There is something that I have learned in the gift of ministry. It’s that this great transformation isn’t reserved for the undiscovered country. Notice, from Paul, the gift of present tense. “I no longer live, but Christ lives in me.” There it is again: Lent giving rise to Easter. “I now live…” We honour this good news as clergy who baptize. The water is a symbol of entering the grave and emerging from it. Dying and rising. This becomes a guiding principle for all of the care that we offer. In counsel to those who are in conflict, we offer death to that which hates and destroys and life to forgiveness and hope. For those who are experiencing the weight of guilt, it dies with Jesus who loved and gave himself and rises in the opportunity to live anew. It is found even in the beauty of good into better as two leave what was behind and cleave to what God puts together in marriage.
The experience of Lent and Easter is good news in a world that often expresses so much bad news. Doubtless that as you are experiencing this season, dear colleagues, that your attention is drawn to the dying as the old order of things reasserts itself.
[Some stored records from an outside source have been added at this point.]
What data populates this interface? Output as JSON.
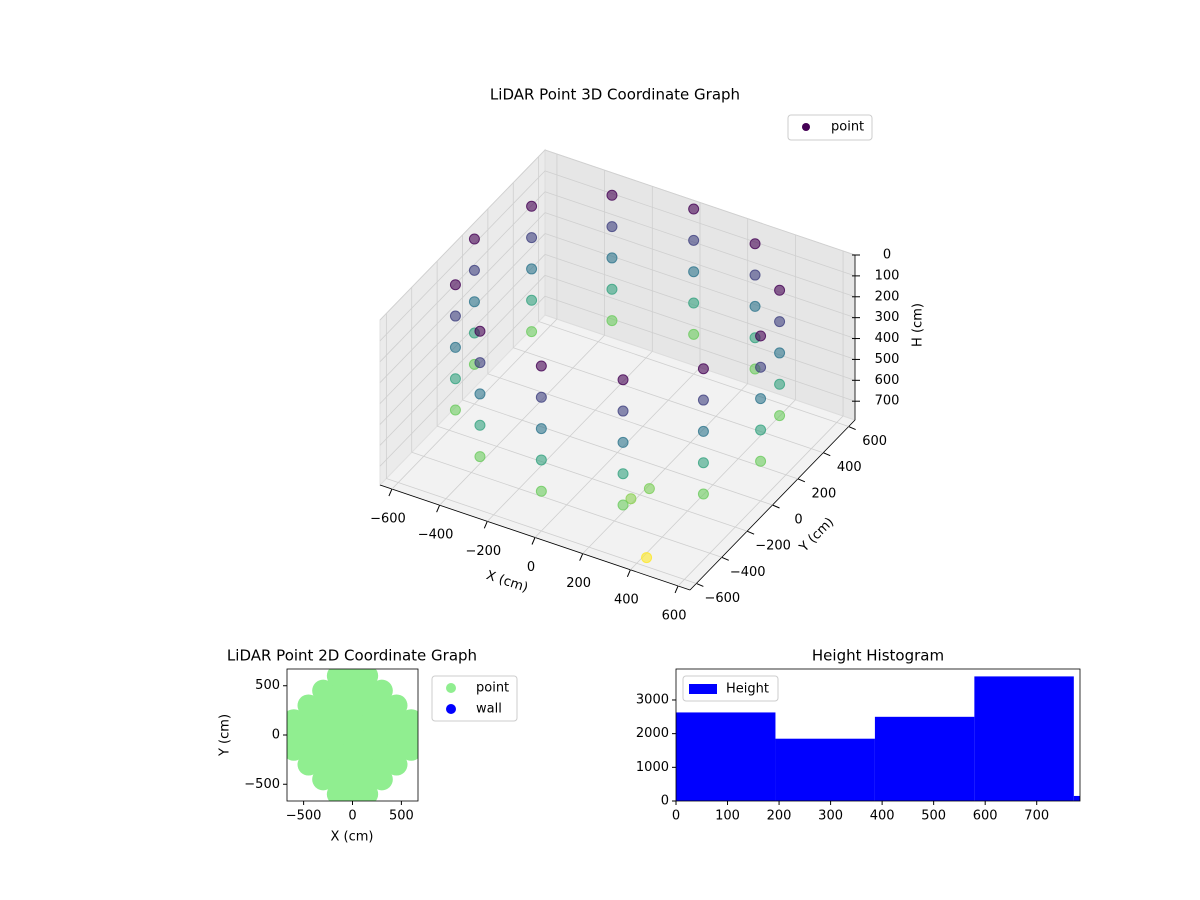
{
  "chart_data": [
    {
      "type": "scatter3d",
      "title": "LiDAR Point 3D Coordinate Graph",
      "xlabel": "X (cm)",
      "ylabel": "Y (cm)",
      "zlabel": "H (cm)",
      "xlim": [
        -650,
        650
      ],
      "ylim": [
        -650,
        650
      ],
      "zlim": [
        790,
        0
      ],
      "xticks": [
        {
          "value": -600,
          "label": "−600"
        },
        {
          "value": -400,
          "label": "−400"
        },
        {
          "value": -200,
          "label": "−200"
        },
        0,
        200,
        400,
        600
      ],
      "yticks": [
        {
          "value": -600,
          "label": "−600"
        },
        {
          "value": -400,
          "label": "−400"
        },
        {
          "value": -200,
          "label": "−200"
        },
        0,
        200,
        400,
        600
      ],
      "zticks": [
        0,
        100,
        200,
        300,
        400,
        500,
        600,
        700
      ],
      "colormap": "viridis",
      "legend": "upper right",
      "grid": true,
      "series": [
        {
          "name": "point",
          "color": "#440154",
          "x": [
            600,
            520,
            300,
            0,
            -300,
            -520,
            -600,
            -520,
            -300,
            0,
            300,
            520,
            600,
            520,
            300,
            0,
            -300,
            -520,
            -600,
            -520,
            -300,
            0,
            300,
            520,
            600,
            520,
            300,
            0,
            -300,
            -520,
            -600,
            -520,
            -300,
            0,
            300,
            520,
            600,
            520,
            300,
            0,
            -300,
            -520,
            -600,
            -520,
            -300,
            0,
            300,
            520,
            600,
            520,
            300,
            0,
            -300,
            -520,
            -600,
            -520,
            -300,
            0,
            300,
            520,
            320,
            280,
            420
          ],
          "y": [
            0,
            300,
            520,
            600,
            520,
            300,
            0,
            -300,
            -520,
            -600,
            -520,
            -300,
            0,
            300,
            520,
            600,
            520,
            300,
            0,
            -300,
            -520,
            -600,
            -520,
            -300,
            0,
            300,
            520,
            600,
            520,
            300,
            0,
            -300,
            -520,
            -600,
            -520,
            -300,
            0,
            300,
            520,
            600,
            520,
            300,
            0,
            -300,
            -520,
            -600,
            -520,
            -300,
            0,
            300,
            520,
            600,
            520,
            300,
            0,
            -300,
            -520,
            -600,
            -520,
            -300,
            -350,
            -420,
            -560
          ],
          "z": [
            0,
            0,
            0,
            0,
            0,
            0,
            0,
            0,
            0,
            0,
            0,
            0,
            150,
            150,
            150,
            150,
            150,
            150,
            150,
            150,
            150,
            150,
            150,
            150,
            300,
            300,
            300,
            300,
            300,
            300,
            300,
            300,
            300,
            300,
            300,
            300,
            450,
            450,
            450,
            450,
            450,
            450,
            450,
            450,
            450,
            450,
            450,
            450,
            600,
            600,
            600,
            600,
            600,
            600,
            600,
            600,
            600,
            600,
            600,
            600,
            620,
            640,
            780
          ]
        }
      ]
    },
    {
      "type": "scatter",
      "title": "LiDAR Point 2D Coordinate Graph",
      "xlabel": "X (cm)",
      "ylabel": "Y (cm)",
      "xlim": [
        -670,
        670
      ],
      "ylim": [
        -670,
        670
      ],
      "xticks": [
        {
          "value": -500,
          "label": "−500"
        },
        0,
        500
      ],
      "yticks": [
        {
          "value": -500,
          "label": "−500"
        },
        0,
        500
      ],
      "legend": "outside right",
      "series": [
        {
          "name": "point",
          "color": "#90ee90",
          "x": [
            -150,
            0,
            150,
            -300,
            -150,
            0,
            150,
            300,
            -450,
            -300,
            -150,
            0,
            150,
            300,
            450,
            -600,
            -450,
            -300,
            -150,
            0,
            150,
            300,
            450,
            600,
            -600,
            -450,
            -300,
            -150,
            0,
            150,
            300,
            450,
            600,
            -600,
            -450,
            -300,
            -150,
            0,
            150,
            300,
            450,
            600,
            -450,
            -300,
            -150,
            0,
            150,
            300,
            450,
            -300,
            -150,
            0,
            150,
            300,
            -150,
            0,
            150
          ],
          "y": [
            -600,
            -600,
            -600,
            -450,
            -450,
            -450,
            -450,
            -450,
            -300,
            -300,
            -300,
            -300,
            -300,
            -300,
            -300,
            -150,
            -150,
            -150,
            -150,
            -150,
            -150,
            -150,
            -150,
            -150,
            0,
            0,
            0,
            0,
            0,
            0,
            0,
            0,
            0,
            150,
            150,
            150,
            150,
            150,
            150,
            150,
            150,
            150,
            300,
            300,
            300,
            300,
            300,
            300,
            300,
            450,
            450,
            450,
            450,
            450,
            600,
            600,
            600
          ]
        },
        {
          "name": "wall",
          "color": "#0000ff",
          "x": [],
          "y": []
        }
      ]
    },
    {
      "type": "histogram",
      "title": "Height Histogram",
      "bins": [
        0,
        193,
        386,
        579,
        772,
        784
      ],
      "xlim": [
        0,
        784
      ],
      "ylim": [
        0,
        3920
      ],
      "xticks": [
        0,
        100,
        200,
        300,
        400,
        500,
        600,
        700
      ],
      "yticks": [
        0,
        1000,
        2000,
        3000
      ],
      "legend": "upper left",
      "series": [
        {
          "name": "Height",
          "color": "#0000ff",
          "values": [
            2630,
            1850,
            2500,
            3700,
            150
          ]
        }
      ]
    }
  ]
}
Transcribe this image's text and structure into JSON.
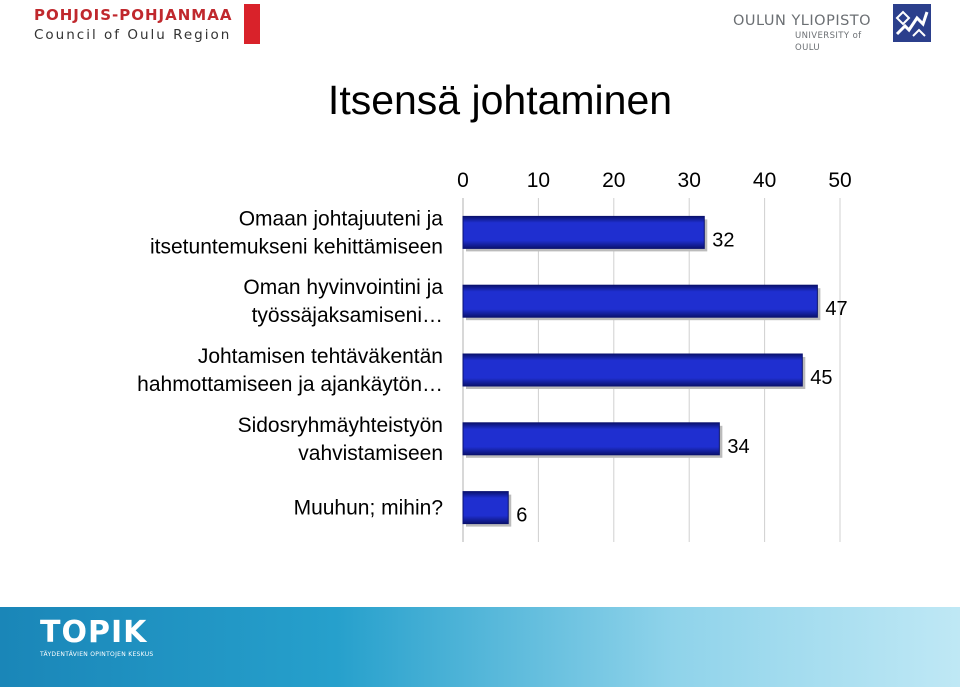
{
  "header": {
    "left_logo_line1": "POHJOIS-POHJANMAA",
    "left_logo_line2": "Council of Oulu Region",
    "right_logo_line1": "OULUN YLIOPISTO",
    "right_logo_line2": "UNIVERSITY of OULU"
  },
  "footer": {
    "brand": "TOPIK",
    "subtitle": "TÄYDENTÄVIEN OPINTOJEN KESKUS"
  },
  "colors": {
    "bar": "#1f2fd0",
    "bar_dark": "#0a1270",
    "accent_red": "#d9222a",
    "footer_blue": "#1a86b8"
  },
  "chart_data": {
    "type": "bar",
    "orientation": "horizontal",
    "title": "Itsensä johtaminen",
    "categories": [
      [
        "Omaan johtajuuteni ja",
        "itsetuntemukseni kehittämiseen"
      ],
      [
        "Oman hyvinvointini ja",
        "työssäjaksamiseni…"
      ],
      [
        "Johtamisen tehtäväkentän",
        "hahmottamiseen ja ajankäytön…"
      ],
      [
        "Sidosryhmäyhteistyön",
        "vahvistamiseen"
      ],
      [
        "Muuhun; mihin?"
      ]
    ],
    "values": [
      32,
      47,
      45,
      34,
      6
    ],
    "xlim": [
      0,
      50
    ],
    "xticks": [
      "0",
      "10",
      "20",
      "30",
      "40",
      "50"
    ],
    "axis_position": "top",
    "grid": true,
    "legend": "none"
  }
}
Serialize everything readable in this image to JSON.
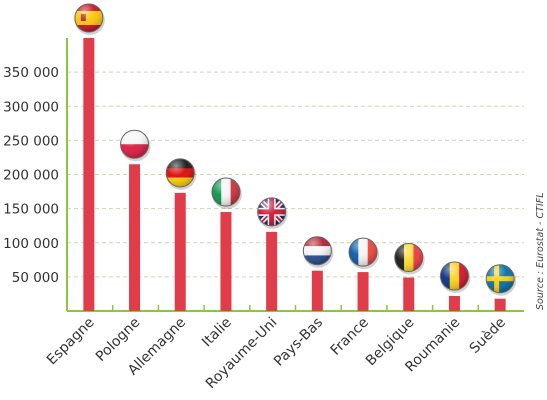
{
  "chart_data": {
    "type": "bar",
    "categories": [
      "Espagne",
      "Pologne",
      "Allemagne",
      "Italie",
      "Royaume-Uni",
      "Pays-Bas",
      "France",
      "Belgique",
      "Roumanie",
      "Suède"
    ],
    "values": [
      400000,
      215000,
      173000,
      145000,
      116000,
      59000,
      57000,
      49000,
      22000,
      18000
    ],
    "flags": [
      "spain-flag-icon",
      "poland-flag-icon",
      "germany-flag-icon",
      "italy-flag-icon",
      "uk-flag-icon",
      "netherlands-flag-icon",
      "france-flag-icon",
      "belgium-flag-icon",
      "romania-flag-icon",
      "sweden-flag-icon"
    ],
    "yticks": [
      50000,
      100000,
      150000,
      200000,
      250000,
      300000,
      350000
    ],
    "ytick_labels": [
      "50 000",
      "100 000",
      "150 000",
      "200 000",
      "250 000",
      "300 000",
      "350 000"
    ],
    "ylim": [
      0,
      400000
    ],
    "grid": true,
    "source": "Source : Eurostat - CTIFL",
    "colors": {
      "bar": "#e03c4a",
      "axis": "#8cc63f",
      "grid": "#c6dcaa"
    }
  }
}
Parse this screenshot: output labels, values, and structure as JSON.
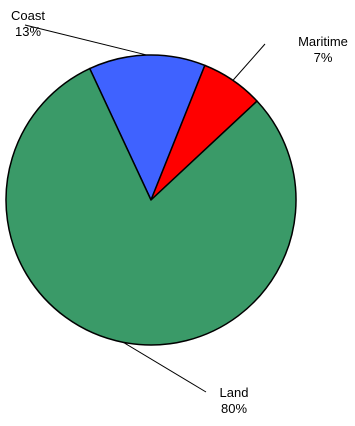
{
  "chart_data": {
    "type": "pie",
    "title": "",
    "slices": [
      {
        "label": "Coast",
        "value": 13,
        "value_label": "13%",
        "color": "#3f62ff"
      },
      {
        "label": "Maritime",
        "value": 7,
        "value_label": "7%",
        "color": "#ff0000"
      },
      {
        "label": "Land",
        "value": 80,
        "value_label": "80%",
        "color": "#3a9a68"
      }
    ],
    "slice_outline_color": "#000000",
    "leader_line_color": "#000000",
    "start_angle_deg": -25
  }
}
This verse in Galatians finds itself in a context of community forgetting the great transformation and reverting to the old patterns of fear, control, power and death by rebuilding what was destroyed. We experience and guide the Lenten path as those who know that this is not the world we live in. We lament that world. We call for change in that world. We bear witness to the hearts that implement the tools of suffering. As we experience the present-day stations of the cross where Jesus is found with the hungry, the homeless, and the hated enemy, we lead others to the sacred spaces of empathy knowing that Lent always (!) leads to Easter.
You’ll notice that I’ve added to the translation of verse 20. The Greek here blends the dative and the genitive in ways that allow for both translations: faith in and faithfulness of. I believe that Paul is being deliberate in his confusion of the grammar. As I experience and lead people through the Lent and Easter seasons of life, it is always encouraging to observe the flourishing of a faith that embraces dying and rising as good news and grand transformation. It is all the more profound when that faith meets the faithfulness of Jesus who leads the way. Who gave himself and now lives in us. Dying and rising, indeed.